Based on these findings, the researchers concluded, "Rifaximin 550 mg twice-daily significantly improved quality of life overall and across individual domains over a 6 month treatment period in subjects with hepatic cirrhosis and recurrent, overt hepatic encephalopathy."

Ammonia Levels


In the second reported analysis, Sanyal's team evaluated the effect of rifaximin on venous (blood in veins) ammonia concentration in the same study, and looked at the association between ammonia concentration and breakthrough hepatic encephalopathy. Breakthrough was defined as a Conn score rising to > 2 or Conn score and asterixis (wrist tremor) grade each increasing by 1 point. Venous ammonia was measured at baseline and at days 24, 84, and 168 during treatment.

Results

Out of the 299 enrolled participants, 104 (34.8%) experienced hepatic encephalopathy breakthrough and 194 (64.8%) maintained remission.
Patients receiving rifaximin experienced a significantly larger decrease in venous ammonia concentration compared with placebo recipients (mean change of -5.7 vs -1.2 mcg/dL, respectively; P = 0.039).
Participants with higher time-weighted average ammonia concentrations were significantly more likely to develop recurrent hepatic encephalopathy (P = 0.007).

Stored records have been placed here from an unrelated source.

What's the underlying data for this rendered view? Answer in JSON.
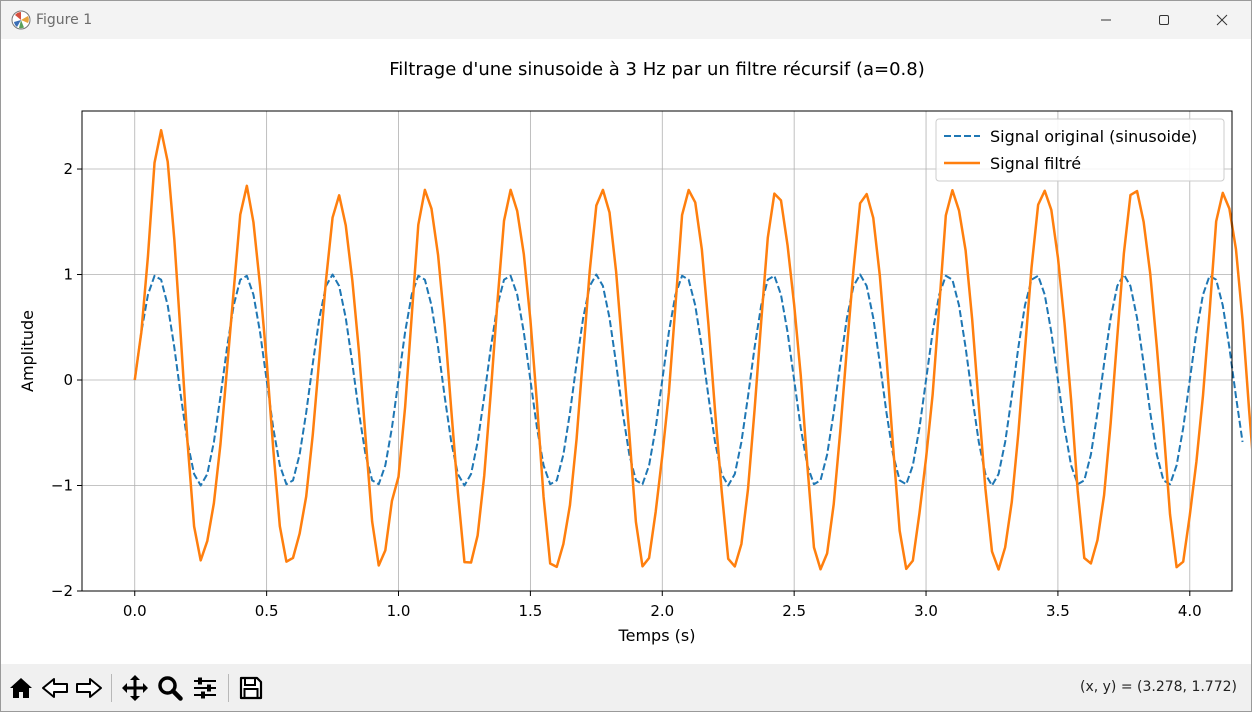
{
  "window": {
    "title": "Figure 1"
  },
  "toolbar": {
    "buttons": [
      {
        "name": "home-icon",
        "label": "Home"
      },
      {
        "name": "back-icon",
        "label": "Back"
      },
      {
        "name": "forward-icon",
        "label": "Forward"
      },
      {
        "name": "pan-icon",
        "label": "Pan"
      },
      {
        "name": "zoom-icon",
        "label": "Zoom"
      },
      {
        "name": "configure-subplots-icon",
        "label": "Subplots"
      },
      {
        "name": "save-icon",
        "label": "Save"
      }
    ],
    "coords_readout": "(x, y) = (3.278, 1.772)"
  },
  "chart_data": {
    "type": "line",
    "title": "Filtrage d'une sinusoide à 3 Hz par un filtre récursif (a=0.8)",
    "xlabel": "Temps (s)",
    "ylabel": "Amplitude",
    "xlim": [
      -0.2,
      4.16
    ],
    "ylim": [
      -2,
      2.55
    ],
    "xticks": [
      0.0,
      0.5,
      1.0,
      1.5,
      2.0,
      2.5,
      3.0,
      3.5,
      4.0
    ],
    "xtick_labels": [
      "0.0",
      "0.5",
      "1.0",
      "1.5",
      "2.0",
      "2.5",
      "3.0",
      "3.5",
      "4.0"
    ],
    "yticks": [
      -2,
      -1,
      0,
      1,
      2
    ],
    "ytick_labels": [
      "−2",
      "−1",
      "0",
      "1",
      "2"
    ],
    "grid": true,
    "legend_position": "top-right",
    "sample_rate_hz": 40,
    "x_start": 0,
    "x_end": 3.975,
    "series": [
      {
        "name": "Signal original (sinusoide)",
        "color": "#1f77b4",
        "style": "dashed",
        "values": [
          0.0,
          0.454,
          0.809,
          0.988,
          0.951,
          0.707,
          0.309,
          -0.156,
          -0.588,
          -0.891,
          -1.0,
          -0.891,
          -0.588,
          -0.156,
          0.309,
          0.707,
          0.951,
          0.988,
          0.809,
          0.454,
          0.0,
          -0.454,
          -0.809,
          -0.988,
          -0.951,
          -0.707,
          -0.309,
          0.156,
          0.588,
          0.891,
          1.0,
          0.891,
          0.588,
          0.156,
          -0.309,
          -0.707,
          -0.951,
          -0.988,
          -0.809,
          -0.454,
          0.0,
          0.454,
          0.809,
          0.988,
          0.951,
          0.707,
          0.309,
          -0.156,
          -0.588,
          -0.891,
          -1.0,
          -0.891,
          -0.588,
          -0.156,
          0.309,
          0.707,
          0.951,
          0.988,
          0.809,
          0.454,
          0.0,
          -0.454,
          -0.809,
          -0.988,
          -0.951,
          -0.707,
          -0.309,
          0.156,
          0.588,
          0.891,
          1.0,
          0.891,
          0.588,
          0.156,
          -0.309,
          -0.707,
          -0.951,
          -0.988,
          -0.809,
          -0.454,
          0.0,
          0.454,
          0.809,
          0.988,
          0.951,
          0.707,
          0.309,
          -0.156,
          -0.588,
          -0.891,
          -1.0,
          -0.891,
          -0.588,
          -0.156,
          0.309,
          0.707,
          0.951,
          0.988,
          0.809,
          0.454,
          0.0,
          -0.454,
          -0.809,
          -0.988,
          -0.951,
          -0.707,
          -0.309,
          0.156,
          0.588,
          0.891,
          1.0,
          0.891,
          0.588,
          0.156,
          -0.309,
          -0.707,
          -0.951,
          -0.988,
          -0.809,
          -0.454,
          0.0,
          0.454,
          0.809,
          0.988,
          0.951,
          0.707,
          0.309,
          -0.156,
          -0.588,
          -0.891,
          -1.0,
          -0.891,
          -0.588,
          -0.156,
          0.309,
          0.707,
          0.951,
          0.988,
          0.809,
          0.454,
          0.0,
          -0.454,
          -0.809,
          -0.988,
          -0.951,
          -0.707,
          -0.309,
          0.156,
          0.588,
          0.891,
          1.0,
          0.891,
          0.588,
          0.156,
          -0.309,
          -0.707,
          -0.951,
          -0.988,
          -0.809,
          -0.454,
          0.0,
          0.454,
          0.809,
          0.988,
          0.951,
          0.707,
          0.309,
          -0.156,
          -0.588
        ]
      },
      {
        "name": "Signal filtré",
        "color": "#ff7f0e",
        "style": "solid",
        "values": [
          0.0,
          0.454,
          1.172,
          2.06,
          2.368,
          2.069,
          1.332,
          0.394,
          -0.588,
          -1.387,
          -1.71,
          -1.526,
          -1.168,
          -0.607,
          0.113,
          0.844,
          1.568,
          1.841,
          1.496,
          0.896,
          0.186,
          -0.651,
          -1.385,
          -1.722,
          -1.686,
          -1.457,
          -1.104,
          -0.516,
          0.213,
          0.945,
          1.54,
          1.751,
          1.466,
          0.942,
          0.271,
          -0.543,
          -1.341,
          -1.758,
          -1.615,
          -1.146,
          -0.917,
          -0.257,
          0.604,
          1.471,
          1.802,
          1.624,
          1.184,
          0.526,
          -0.283,
          -1.063,
          -1.726,
          -1.73,
          -1.473,
          -0.906,
          -0.115,
          0.739,
          1.509,
          1.802,
          1.602,
          1.194,
          0.571,
          -0.222,
          -1.109,
          -1.739,
          -1.771,
          -1.555,
          -1.186,
          -0.563,
          0.238,
          1.034,
          1.654,
          1.802,
          1.588,
          1.026,
          0.264,
          -0.513,
          -1.344,
          -1.766,
          -1.687,
          -1.249,
          -0.719,
          -0.121,
          0.707,
          1.563,
          1.801,
          1.683,
          1.238,
          0.527,
          -0.289,
          -1.047,
          -1.695,
          -1.767,
          -1.555,
          -1.035,
          -0.281,
          0.552,
          1.348,
          1.767,
          1.703,
          1.277,
          0.713,
          0.044,
          -0.809,
          -1.586,
          -1.794,
          -1.643,
          -1.177,
          -0.48,
          0.302,
          1.047,
          1.675,
          1.762,
          1.536,
          0.984,
          0.217,
          -0.628,
          -1.429,
          -1.79,
          -1.712,
          -1.264,
          -0.742,
          -0.139,
          0.7,
          1.56,
          1.799,
          1.607,
          1.229,
          0.574,
          -0.24,
          -1.028,
          -1.625,
          -1.796,
          -1.586,
          -1.157,
          -0.504,
          0.287,
          1.067,
          1.661,
          1.794,
          1.612,
          1.162,
          0.541,
          -0.19,
          -1.052,
          -1.687,
          -1.739,
          -1.517,
          -1.092,
          -0.408,
          0.406,
          1.199,
          1.753,
          1.791,
          1.499,
          1.008,
          0.314,
          -0.44,
          -1.273,
          -1.774,
          -1.722,
          -1.282,
          -0.776,
          -0.148,
          0.645,
          1.504,
          1.774,
          1.625,
          1.24,
          0.57,
          -0.288,
          -1.075,
          -1.592,
          -1.797
        ]
      }
    ]
  }
}
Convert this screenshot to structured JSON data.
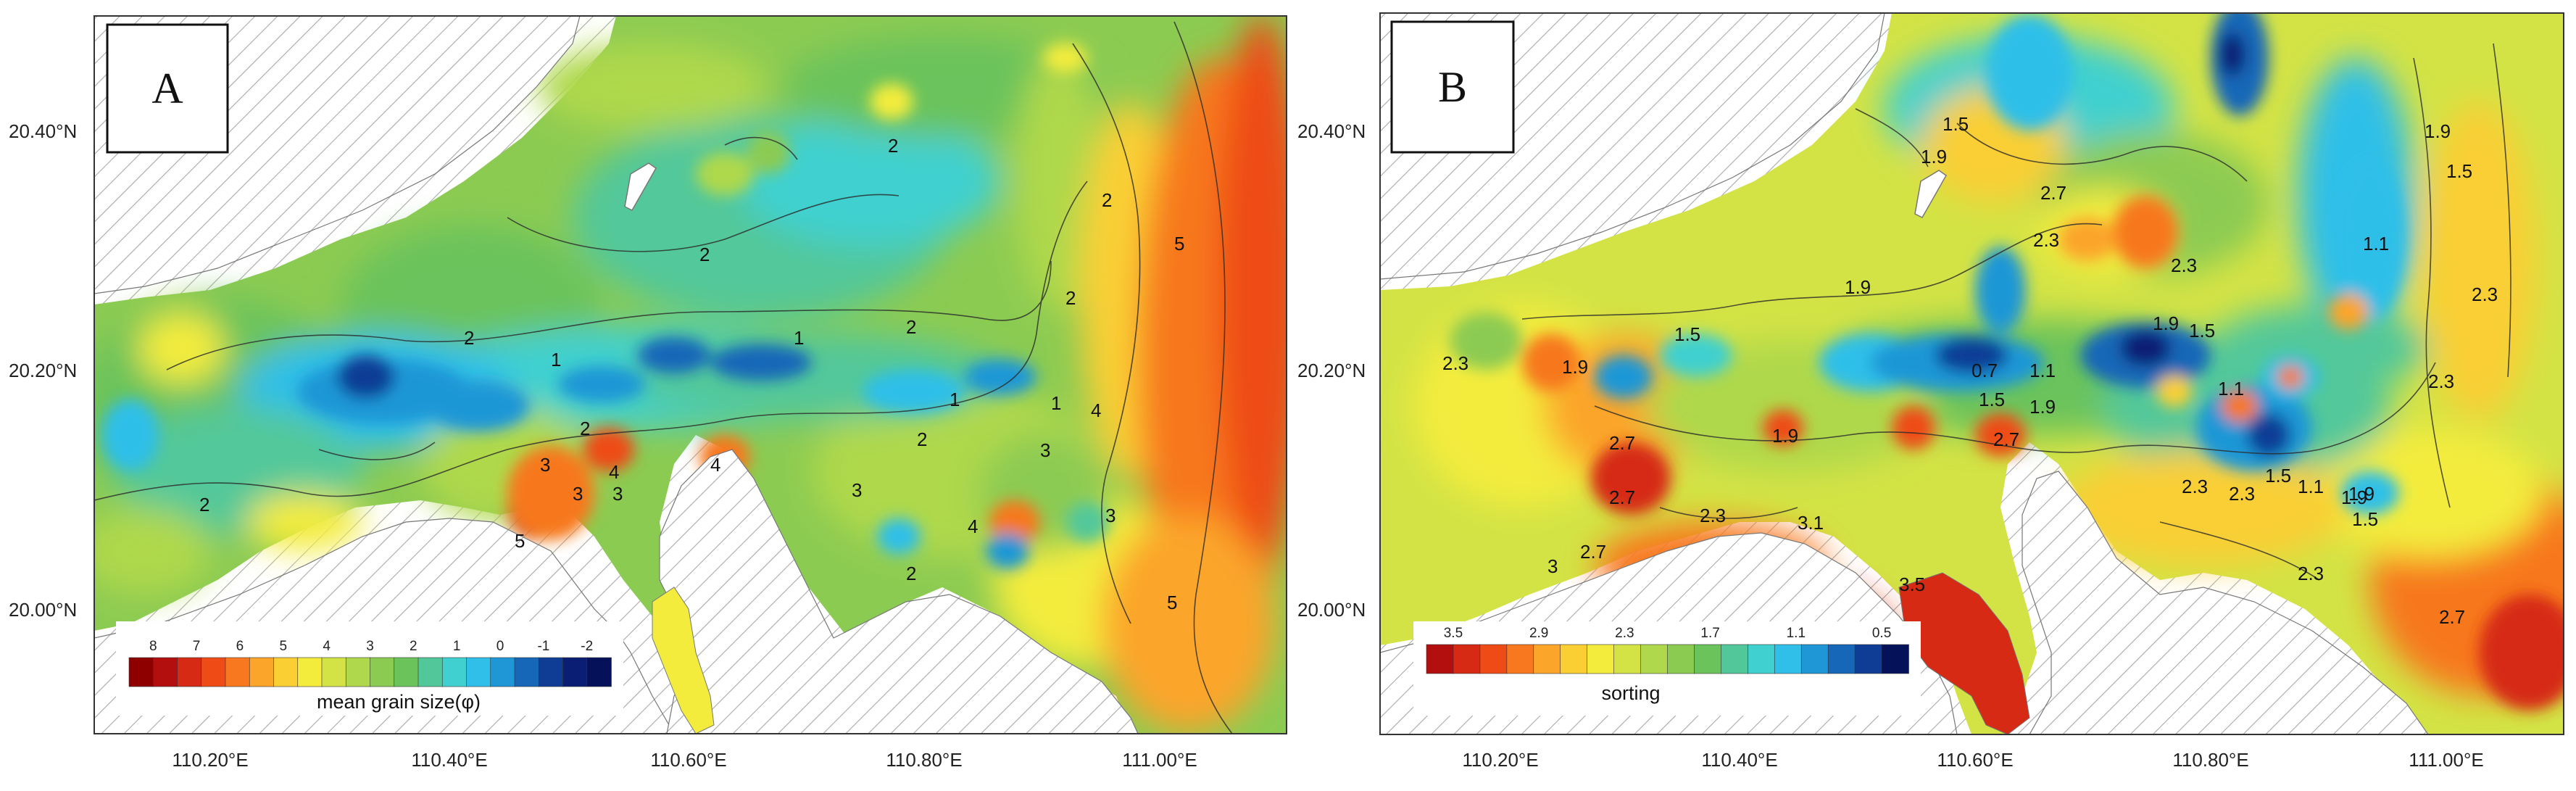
{
  "panels": [
    {
      "id": "A",
      "letter": "A",
      "lat_labels": [
        "20.40°N",
        "20.20°N",
        "20.00°N"
      ],
      "lon_labels": [
        "110.20°E",
        "110.40°E",
        "110.60°E",
        "110.80°E",
        "111.00°E"
      ],
      "legend": {
        "title": "mean grain size(φ)",
        "ticks": [
          "8",
          "7",
          "6",
          "5",
          "4",
          "3",
          "2",
          "1",
          "0",
          "-1",
          "-2"
        ],
        "colors": [
          "#8e0000",
          "#b30f0f",
          "#d62a14",
          "#ee4b17",
          "#f7781f",
          "#fba52b",
          "#f9cf34",
          "#f3ec3c",
          "#d3e345",
          "#afd84c",
          "#8ccb52",
          "#6bc35c",
          "#52c89a",
          "#3fd0cf",
          "#2fbfe8",
          "#1f97d6",
          "#1667b8",
          "#0f3c95",
          "#0a1f74",
          "#05125a"
        ]
      },
      "contour_labels": [
        "2",
        "2",
        "2",
        "2",
        "2",
        "2",
        "1",
        "1",
        "1",
        "1",
        "2",
        "3",
        "4",
        "3",
        "4",
        "3",
        "5",
        "2",
        "2",
        "3",
        "4",
        "3",
        "3",
        "4",
        "2",
        "5",
        "5"
      ]
    },
    {
      "id": "B",
      "letter": "B",
      "lat_labels": [
        "20.40°N",
        "20.20°N",
        "20.00°N"
      ],
      "lon_labels": [
        "110.20°E",
        "110.40°E",
        "110.60°E",
        "110.80°E",
        "111.00°E"
      ],
      "legend": {
        "title": "sorting",
        "ticks": [
          "3.5",
          "2.9",
          "2.3",
          "1.7",
          "1.1",
          "0.5"
        ],
        "colors": [
          "#b30f0f",
          "#d62a14",
          "#ee4b17",
          "#f7781f",
          "#fba52b",
          "#f9cf34",
          "#f3ec3c",
          "#d3e345",
          "#afd84c",
          "#8ccb52",
          "#6bc35c",
          "#52c89a",
          "#3fd0cf",
          "#2fbfe8",
          "#1f97d6",
          "#1667b8",
          "#0f3c95",
          "#05125a"
        ]
      },
      "contour_labels": [
        "1.5",
        "1.9",
        "2.7",
        "2.3",
        "2.3",
        "1.9",
        "1.5",
        "1.1",
        "2.3",
        "1.9",
        "1.5",
        "1.9",
        "2.3",
        "2.7",
        "0.7",
        "1.5",
        "1.9",
        "1.9",
        "1.1",
        "1.1",
        "2.7",
        "1.9",
        "1.5",
        "1.1",
        "2.3",
        "1.5",
        "1.9",
        "2.3",
        "2.3",
        "2.7",
        "3.1",
        "3.5",
        "3",
        "2.7",
        "2.3",
        "2.3",
        "1.9",
        "1.5",
        "2.7"
      ]
    }
  ],
  "colors": {
    "land_hatch": "#a9a9a9",
    "frame": "#333333",
    "contour_line": "#2a2a2a"
  }
}
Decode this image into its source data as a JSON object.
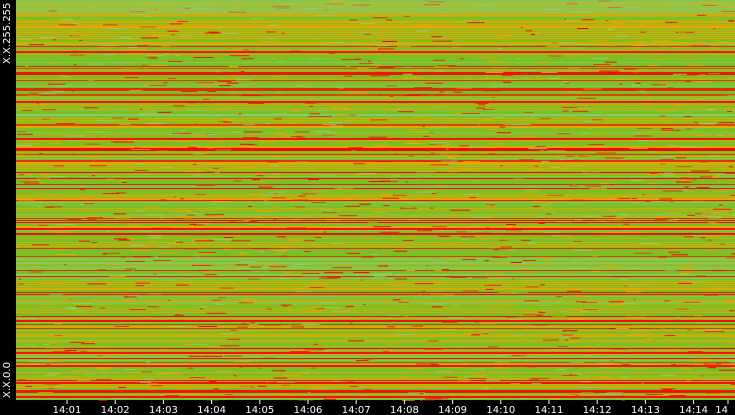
{
  "y_axis": {
    "top_label": "X.X.255.255",
    "bottom_label": "X.X.0.0"
  },
  "x_axis": {
    "ticks": [
      "14:01",
      "14:02",
      "14:03",
      "14:04",
      "14:05",
      "14:06",
      "14:07",
      "14:08",
      "14:09",
      "14:10",
      "14:11",
      "14:12",
      "14:13",
      "14:14",
      "14"
    ]
  },
  "colors": {
    "background": "#000000",
    "low": "#8fd07a",
    "mid": "#7cbf24",
    "mid_high": "#f2a400",
    "high": "#ff0000",
    "text": "#ffffff"
  }
}
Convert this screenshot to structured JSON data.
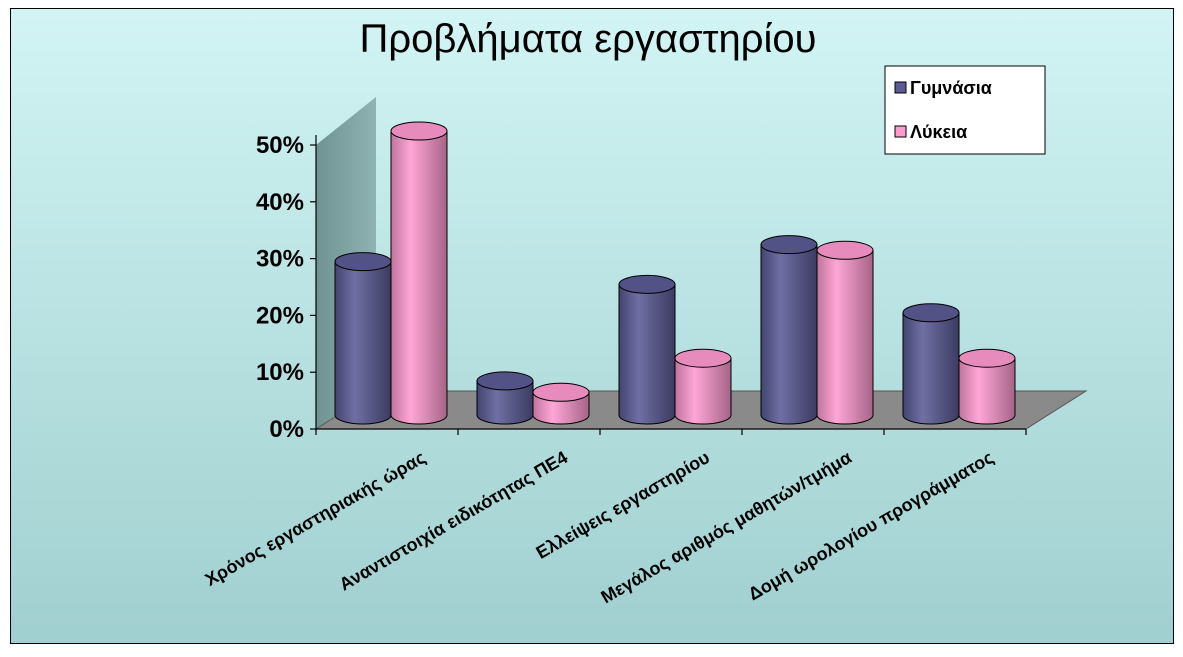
{
  "chart_data": {
    "type": "bar",
    "style": "3d-cylinder",
    "title": "Προβλήματα εργαστηρίου",
    "categories": [
      "Χρόνος εργαστηριακής ώρας",
      "Αναντιστοιχία ειδικότητας ΠΕ4",
      "Ελλείψεις εργαστηρίου",
      "Μεγάλος αριθμός μαθητών/τμήμα",
      "Δομή ωρολογίου προγράμματος"
    ],
    "series": [
      {
        "name": "Γυμνάσια",
        "values": [
          27,
          6,
          23,
          30,
          18
        ],
        "color": "#5b5b96"
      },
      {
        "name": "Λύκεια",
        "values": [
          50,
          4,
          10,
          29,
          10
        ],
        "color": "#ff9ad0"
      }
    ],
    "y_ticks": [
      "0%",
      "10%",
      "20%",
      "30%",
      "40%",
      "50%"
    ],
    "ylim": [
      0,
      50
    ],
    "y_unit": "%",
    "legend_position": "top-right",
    "gridlines": false,
    "background": [
      "#d2f4f4",
      "#a0cfcf"
    ],
    "wall_color": "#789c9c",
    "floor_color": "#8a8a8a"
  }
}
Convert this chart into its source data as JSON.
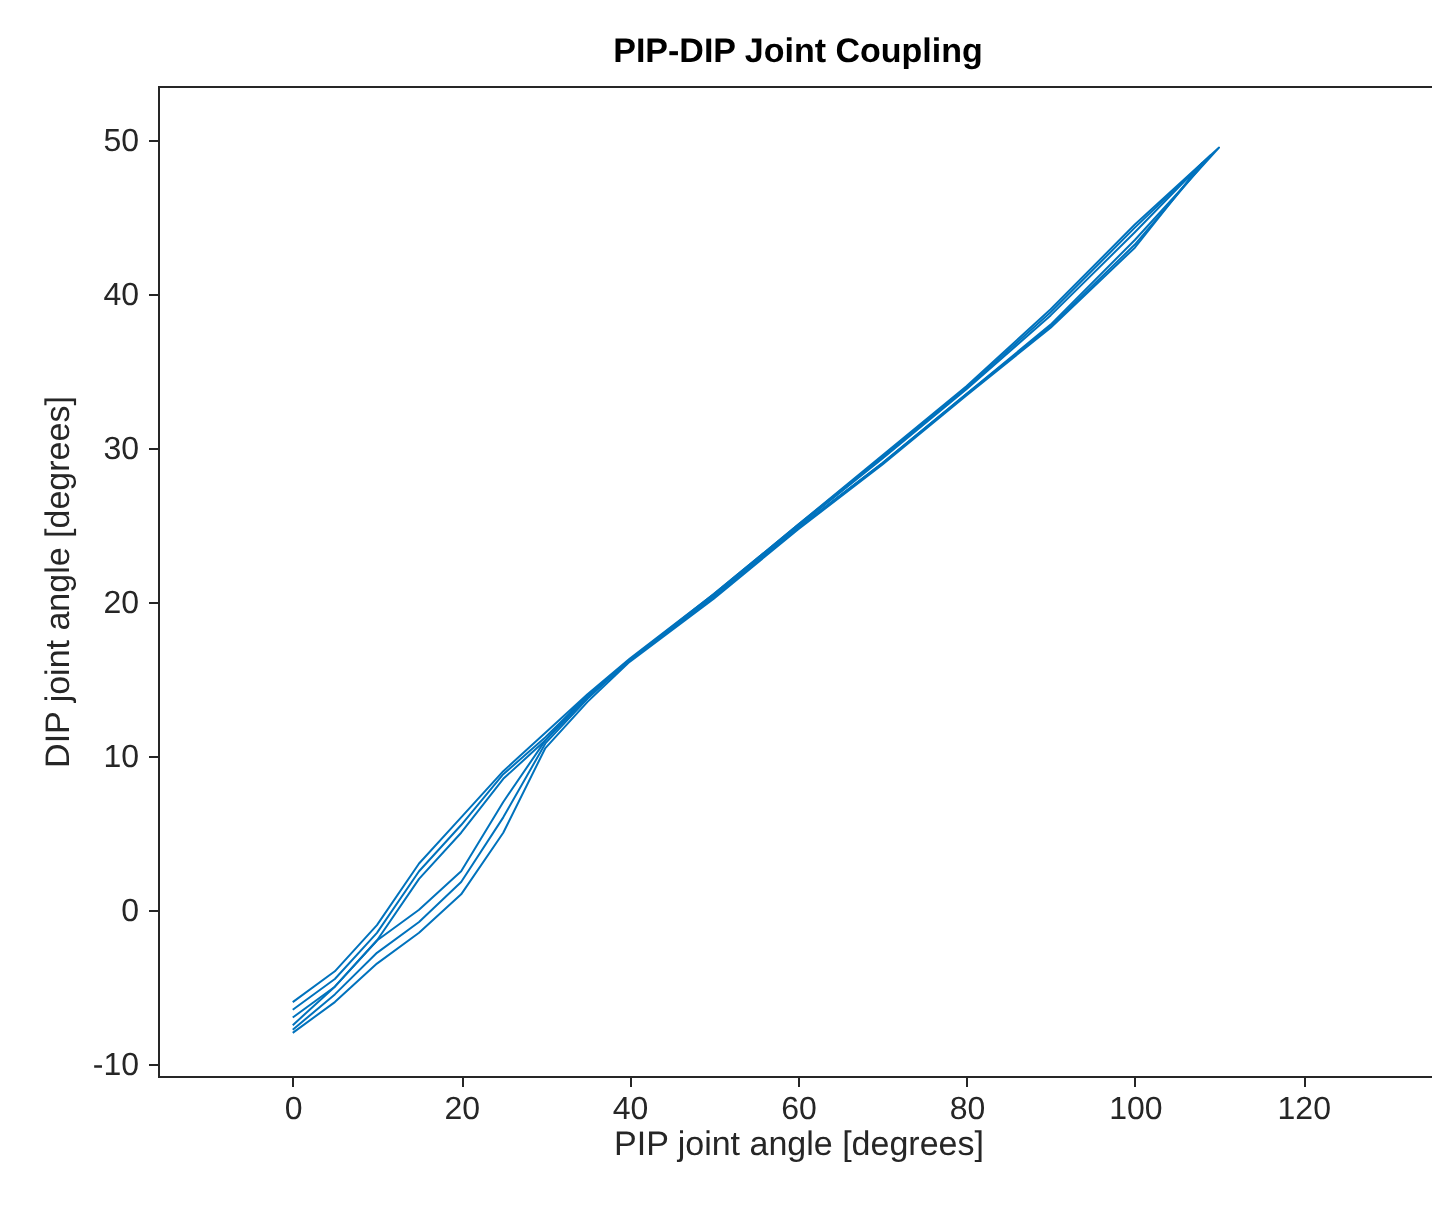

"Rifaximin therapy protected against breakthrough overt hepatic encephalopathy and significantly decreased ammonia concentrations versus placebo," the investigators concluded. "The time-weighted average of venous ammonia concentrations independently predicted breakthrough hepatic encephalopathy in this 6 month study, underscoring the reliability and clinical relevance of Conn score-measured breakthrough hepatic encephalopathy episodes."

Investigator affiliations: Virginia Commonwealth University, Richmond, VA; University of California, San Francisco, CA; University of California at San Francisco, Fresno MEP, CA; Case Western Reserve University, Cleveland, OH; Cedars-Sinai Medical Center, Los Angeles, CA; Weill Medical College of Cornell University, New York, NY; California Pacific Medical Center, San Francisco, CA; Columbia University Medical Center, New York, NY; Delta Research Partners, LLC, Monroe, LA; Gastroenterology Associates of Central Georgia, Macon, GA; Salix Pharmaceuticals, Inc., Morrisville, NC.

5/28/10

References

Sanyal, N Bass, K Mullen, and others. Rifaximin treatment improved quality of life in patients with hepatic encephalopathy: results of a large, randomized, placebo-controlled trial. 45th Annual Meeting of the European Association for the Study of the Liver (EASL 2010). Vienna, Austria. April 14-18, 2010. (Abstract 15).

A Sanyal, N Bass, F Poordad, and others. Rifaximin decreases venous ammonia concentrations and time-weighted average ammonia concentrations correlate with overt hepatic encephalopathy (HE) as assessed by Conn score in a 6 month study. 45th Annual Meeting of the European Association for the Study of the Liver (EASL 2010). Vienna, Austria. April 14-18, 2010. (Abstract 195).